Accordingly, we set aside the findings and sentence. A rehearing on the offenses is authorized by the same or different convening authority.

Judge LANDEN concurs.

. During oral argument, government counsel conceded that the military judge improperly found the victim unavailable to testify at trial.

. Not only were the medical reports not properly authenticated, there is no evidence of record establishing that the reports were done by qualified experts or that the opinions expressed in the reports relied upon proper facts or data. Mil.R.Evid. 702 and 703.

. Although the military judge did his "particularized guarantee of trustworthiness” analysis under MiI.R.Evid. 804(b)(5), the standard for analysis for Mil.R.Evid. 803(24) is the same.

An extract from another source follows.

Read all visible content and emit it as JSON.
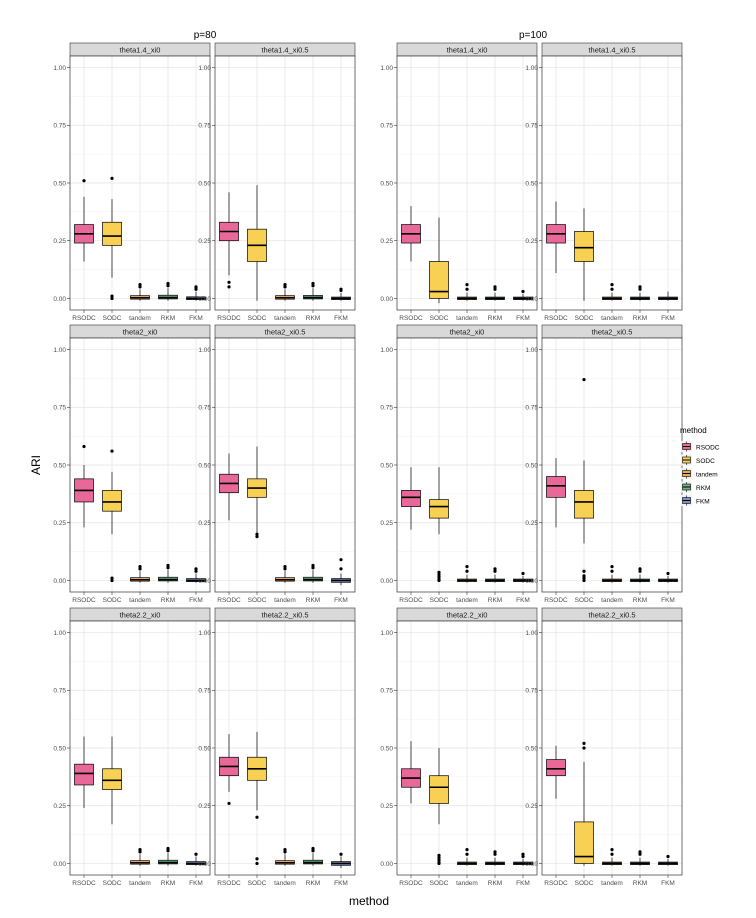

. We note that a hearsay statement admitted at trial is much less likely to offend the Confrontation Clause when the declarant is available to testify under cross-examination.

. This factual conclusion is a close call in light of United States v. Arnold, 25 M.J. 129 (C.M.A. 1987) cert. denied 484 U.S. 1060, 108 S.Ct. 1015, 98 L.Ed.2d 980 (1987); but, we give the military judge, and thus the government, the benefit of the doubt.

. The once required corpus delicti rule, Smith v. United States, 348 U.S. 147, 75 S.Ct. 194, 99 L.Ed. 192 (1954), is no longer applicable; but independent corroborative evidence is still required to implicate the accused to the extent *584that the fact-finder is satisfied his confession is true and that a crime was committed.

. The evidence that we refer to here is that presented during the Government's motion in limine. For some unexplained reason, the Government failed to present the evidence on the merits. Rounds, 30 M.J. at 81 n. 3. Additionally, the military judge never made a Mil.R. Evid. 304(g) ruling that sufficient independent evidence was established by the government to corroborate the appellant's confession because the issue was not raised at the trial level.